PILARÍN

Creo que fue una de las primeras mujeres de las que me enamoré (a los 3 años).

Siempre guapísima, siempre riendo. No sonriendo, riendo. 

Este hecho era algo que me fascinaba, porque si ya de por sí es un acontecimiento, en su caso era alucinante. Más que nada porque tenía que ir pegada a una silla de ruedas.

Al principio podía caminar un poquito, se esforzada en ir con las muletas a todas partes, aunque luego terminara agotada. Era tan joven y tan valiente, y tan guapa y tan riente…

Otra cosa que me preguntaba mucho de pequeña era cómo podía estar una mujer tan guapa en silla de ruedas. Qué tontería. Pero me sorprendía soberanamente.

También me encantaba verla conducir con su coche adaptado, con todo en la parte de arriba. Un montón de palancas imposibles que ella manejaba alegremente.

Cuando íbamos de turismo me dejaba montarme en su silla, o me llevaba ella encima. Ambas cosas me parecían un sueño porque nunca me ha gustado andar.

Nunca se supo qué fue lo que le pasó. Un día se despertó y no podía mover las piernas. Con veintimuchos y dos niños pequeños. Un virus dijeron que era. Por descarte, obviamente.

Lo tenía todo y de un día para otro perdió parte de sí misma. Pero no fue la sonrisa ni la actitud.

Era pintora. El cuadro que preside el salón de casa de mis padres es suyo. Una réplica de “Paseo a orillas del mar” de Sorolla. Mi cuadro favorito. Gracias a ella mis padres y yo pudimos ver una exposición de Sorolla en el prado, prácticamente a solas. Mínimas ventajas para tan dura penitencia. Nunca la vi tan feliz y nunca me pareció tan interesante. Realmente era cultísima en este campo.

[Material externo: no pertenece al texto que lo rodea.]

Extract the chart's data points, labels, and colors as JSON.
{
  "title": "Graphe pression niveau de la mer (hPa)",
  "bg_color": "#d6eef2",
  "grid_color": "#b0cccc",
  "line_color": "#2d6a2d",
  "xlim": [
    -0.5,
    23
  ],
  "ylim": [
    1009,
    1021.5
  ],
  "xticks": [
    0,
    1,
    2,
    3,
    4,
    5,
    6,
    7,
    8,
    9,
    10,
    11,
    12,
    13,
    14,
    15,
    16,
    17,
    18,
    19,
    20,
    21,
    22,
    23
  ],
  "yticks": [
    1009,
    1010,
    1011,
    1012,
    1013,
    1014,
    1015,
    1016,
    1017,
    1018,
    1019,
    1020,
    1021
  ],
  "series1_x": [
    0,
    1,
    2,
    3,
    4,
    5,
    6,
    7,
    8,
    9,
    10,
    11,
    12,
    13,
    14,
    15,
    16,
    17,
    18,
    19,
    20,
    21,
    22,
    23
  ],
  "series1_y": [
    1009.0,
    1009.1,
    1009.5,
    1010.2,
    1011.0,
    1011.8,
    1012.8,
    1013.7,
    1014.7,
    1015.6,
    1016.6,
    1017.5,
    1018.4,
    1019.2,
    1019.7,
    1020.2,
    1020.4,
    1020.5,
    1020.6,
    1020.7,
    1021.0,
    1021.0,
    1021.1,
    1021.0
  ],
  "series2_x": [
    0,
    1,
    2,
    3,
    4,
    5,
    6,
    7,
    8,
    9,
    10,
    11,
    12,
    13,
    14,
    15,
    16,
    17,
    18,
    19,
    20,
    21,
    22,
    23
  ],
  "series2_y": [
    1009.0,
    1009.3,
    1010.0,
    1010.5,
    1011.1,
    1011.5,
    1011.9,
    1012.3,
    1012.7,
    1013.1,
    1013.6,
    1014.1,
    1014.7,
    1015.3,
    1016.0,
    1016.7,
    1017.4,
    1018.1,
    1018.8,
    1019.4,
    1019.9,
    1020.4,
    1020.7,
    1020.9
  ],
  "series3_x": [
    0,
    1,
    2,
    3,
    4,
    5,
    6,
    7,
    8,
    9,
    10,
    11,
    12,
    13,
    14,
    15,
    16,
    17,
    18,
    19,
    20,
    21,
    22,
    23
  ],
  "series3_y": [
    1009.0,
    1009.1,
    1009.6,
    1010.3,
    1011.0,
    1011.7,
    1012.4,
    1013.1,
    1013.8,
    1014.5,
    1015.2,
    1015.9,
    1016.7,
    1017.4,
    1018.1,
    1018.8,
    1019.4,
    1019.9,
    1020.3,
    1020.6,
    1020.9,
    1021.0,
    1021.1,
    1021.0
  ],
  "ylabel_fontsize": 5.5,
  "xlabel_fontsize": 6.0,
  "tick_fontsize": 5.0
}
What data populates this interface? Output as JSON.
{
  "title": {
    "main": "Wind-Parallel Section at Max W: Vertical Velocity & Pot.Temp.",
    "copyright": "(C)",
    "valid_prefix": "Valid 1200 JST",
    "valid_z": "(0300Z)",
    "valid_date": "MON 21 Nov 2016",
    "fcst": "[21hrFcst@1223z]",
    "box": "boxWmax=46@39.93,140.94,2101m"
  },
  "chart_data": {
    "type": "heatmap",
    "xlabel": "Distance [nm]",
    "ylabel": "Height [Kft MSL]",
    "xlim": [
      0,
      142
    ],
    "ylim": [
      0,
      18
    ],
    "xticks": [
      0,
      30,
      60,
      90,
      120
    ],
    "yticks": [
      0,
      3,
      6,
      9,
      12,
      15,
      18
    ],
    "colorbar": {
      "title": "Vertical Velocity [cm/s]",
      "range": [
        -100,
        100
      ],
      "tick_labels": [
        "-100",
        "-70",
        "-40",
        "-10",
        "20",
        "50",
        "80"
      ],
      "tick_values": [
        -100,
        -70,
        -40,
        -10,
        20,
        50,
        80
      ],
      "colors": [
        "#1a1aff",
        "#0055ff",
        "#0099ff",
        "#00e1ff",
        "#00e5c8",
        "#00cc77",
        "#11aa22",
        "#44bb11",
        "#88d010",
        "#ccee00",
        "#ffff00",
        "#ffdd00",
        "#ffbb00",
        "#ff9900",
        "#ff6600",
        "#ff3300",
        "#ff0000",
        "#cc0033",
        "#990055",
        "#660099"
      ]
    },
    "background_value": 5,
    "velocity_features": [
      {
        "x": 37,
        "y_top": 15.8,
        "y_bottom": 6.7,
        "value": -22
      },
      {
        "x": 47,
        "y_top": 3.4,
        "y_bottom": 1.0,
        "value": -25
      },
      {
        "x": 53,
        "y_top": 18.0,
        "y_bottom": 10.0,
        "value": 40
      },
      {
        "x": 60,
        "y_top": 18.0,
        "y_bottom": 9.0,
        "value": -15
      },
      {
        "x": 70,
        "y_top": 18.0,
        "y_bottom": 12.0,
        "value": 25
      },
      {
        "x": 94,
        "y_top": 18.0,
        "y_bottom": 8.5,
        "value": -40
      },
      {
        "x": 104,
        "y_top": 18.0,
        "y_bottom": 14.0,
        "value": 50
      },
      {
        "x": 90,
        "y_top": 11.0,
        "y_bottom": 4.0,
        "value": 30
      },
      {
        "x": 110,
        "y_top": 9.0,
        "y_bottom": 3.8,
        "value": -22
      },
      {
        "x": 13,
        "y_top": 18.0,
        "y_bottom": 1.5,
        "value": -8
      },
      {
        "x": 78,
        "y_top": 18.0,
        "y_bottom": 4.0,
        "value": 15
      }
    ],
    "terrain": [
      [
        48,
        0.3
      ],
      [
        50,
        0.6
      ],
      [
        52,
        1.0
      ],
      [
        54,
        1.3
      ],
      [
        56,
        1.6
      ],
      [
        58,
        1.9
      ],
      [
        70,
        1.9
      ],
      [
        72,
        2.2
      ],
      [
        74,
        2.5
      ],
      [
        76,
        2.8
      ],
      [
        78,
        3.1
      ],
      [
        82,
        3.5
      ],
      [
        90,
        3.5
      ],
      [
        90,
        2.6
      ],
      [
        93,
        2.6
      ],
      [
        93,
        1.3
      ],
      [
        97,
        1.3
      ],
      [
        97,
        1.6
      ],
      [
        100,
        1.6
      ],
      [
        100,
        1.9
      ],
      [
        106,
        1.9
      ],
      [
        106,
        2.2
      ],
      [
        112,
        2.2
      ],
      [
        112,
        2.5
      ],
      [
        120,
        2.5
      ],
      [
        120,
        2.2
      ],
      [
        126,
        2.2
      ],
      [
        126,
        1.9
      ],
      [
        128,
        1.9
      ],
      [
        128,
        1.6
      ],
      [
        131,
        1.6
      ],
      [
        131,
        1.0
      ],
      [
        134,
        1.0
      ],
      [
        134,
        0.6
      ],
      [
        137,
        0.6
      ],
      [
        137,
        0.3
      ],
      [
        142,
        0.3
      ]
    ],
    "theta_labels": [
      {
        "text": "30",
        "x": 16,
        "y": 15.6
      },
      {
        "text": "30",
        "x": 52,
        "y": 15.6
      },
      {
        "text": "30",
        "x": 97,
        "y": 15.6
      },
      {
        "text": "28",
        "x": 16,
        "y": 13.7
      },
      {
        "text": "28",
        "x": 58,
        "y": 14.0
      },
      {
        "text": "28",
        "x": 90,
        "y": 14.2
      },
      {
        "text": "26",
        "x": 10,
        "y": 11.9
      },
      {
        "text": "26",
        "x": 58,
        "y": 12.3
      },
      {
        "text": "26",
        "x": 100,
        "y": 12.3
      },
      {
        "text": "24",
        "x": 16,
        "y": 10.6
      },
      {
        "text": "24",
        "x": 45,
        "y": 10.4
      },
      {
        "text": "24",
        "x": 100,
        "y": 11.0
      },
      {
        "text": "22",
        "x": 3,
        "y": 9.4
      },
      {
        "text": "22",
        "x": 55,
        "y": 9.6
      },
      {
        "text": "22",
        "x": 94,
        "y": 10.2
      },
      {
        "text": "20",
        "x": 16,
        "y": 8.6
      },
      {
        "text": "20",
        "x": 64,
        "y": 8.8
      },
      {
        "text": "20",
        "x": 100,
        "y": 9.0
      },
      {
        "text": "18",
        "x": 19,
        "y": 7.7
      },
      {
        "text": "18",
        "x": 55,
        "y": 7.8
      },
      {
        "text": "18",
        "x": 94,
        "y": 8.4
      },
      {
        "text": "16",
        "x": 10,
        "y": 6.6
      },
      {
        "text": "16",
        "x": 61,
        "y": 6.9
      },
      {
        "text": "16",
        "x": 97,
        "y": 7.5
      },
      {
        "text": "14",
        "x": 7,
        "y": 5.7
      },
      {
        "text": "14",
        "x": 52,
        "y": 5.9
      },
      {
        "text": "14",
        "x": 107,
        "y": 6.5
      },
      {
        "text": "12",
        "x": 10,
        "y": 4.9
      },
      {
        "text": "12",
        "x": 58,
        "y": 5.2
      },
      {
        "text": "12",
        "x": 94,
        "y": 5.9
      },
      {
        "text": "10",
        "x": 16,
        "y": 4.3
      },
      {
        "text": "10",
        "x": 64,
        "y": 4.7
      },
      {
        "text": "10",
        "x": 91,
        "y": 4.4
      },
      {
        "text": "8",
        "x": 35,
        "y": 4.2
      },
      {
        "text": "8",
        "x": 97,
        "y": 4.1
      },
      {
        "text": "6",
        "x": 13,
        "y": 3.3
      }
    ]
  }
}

Pudo haber viajado cómodamente yendo a hoteles que le pusieran facilidades, pero a Pedro y a los demás amigos les gustaba veranar de camping. Era una forma de que los chavales hiciéramos pandilla, estuviéramos libres y los mayores pudieran juntarse y hacer sus cosas de pandillas de mayores.

Nada le frenaba de hacer todo, aunque las ciudades fueran terrenos hostiles llenos de trampas, que no habilitaban pasos, ni rampas, ni otras necesidades para su armadura de ruedas.

Le encantaba nadar. En la playa, iba hasta la orilla con sus muletas y luego se las dejaba a Pedro cuando ya podía estar a flote. Allí no necesitaba las piernas mucho. Podía estar lo que a mí me parecían siglos dentro del agua. Me gustaba verla así, libre.

He conocido pocas personas tan dulces como ella. Con una voz que te envolvía, pausada, casi musical. Tan cariñosa que daban ganas de abrazarla todo el rato.

No podías dejar de mirar a sus dos luceros color mar de pestañas infinitas mientras hablaba. Tenía tanta luz que solía tener la atención. Aunque no le gustaba hablar mucho, prefería escuchar.

Nunca me pareció una persona conflictiva en las conversaciones, pero reconozco que yo jugaba en la liga de los pequeños y ese aspecto lo desconozco.

Era valiente, la más valiente, pero no podría haberlo sido tanto sin su Pedro, que la acompañó siempre y la llevaba al fin del mundo si ella se lo pedía. Que la miraba con adoración que rozaba la devoción día tras día, hora tras hora. A pesar de la prueba tan dura que le había puesto la vida nunca le soltó la mano.

Y así disfrutamos muchos años, pero la vida a veces hace la repartición de formas tan injustas que no se pueden explicar. Y le tocó lidiar con otra lucha. Y luchó. Luchó como sólo la he visto luchar a ella. Y llegó a ver a sus hijos siendo unos hombres fantásticos, vivió sus bodas con mujeres fantásticas y conoció a sus nietos en los años que más felicidad dan.

Hoy te has ido, porque ya necesitabas descansar. Y te entendemos y te soltamos la mano. Pero que sepas que has sido una de las mujeres más impresionantes que he conocido y que conoceré nunca.

Pinta muchas galaxias ahí arriba, Pilarín, porque brillar no has dejado de hacerlo nunca.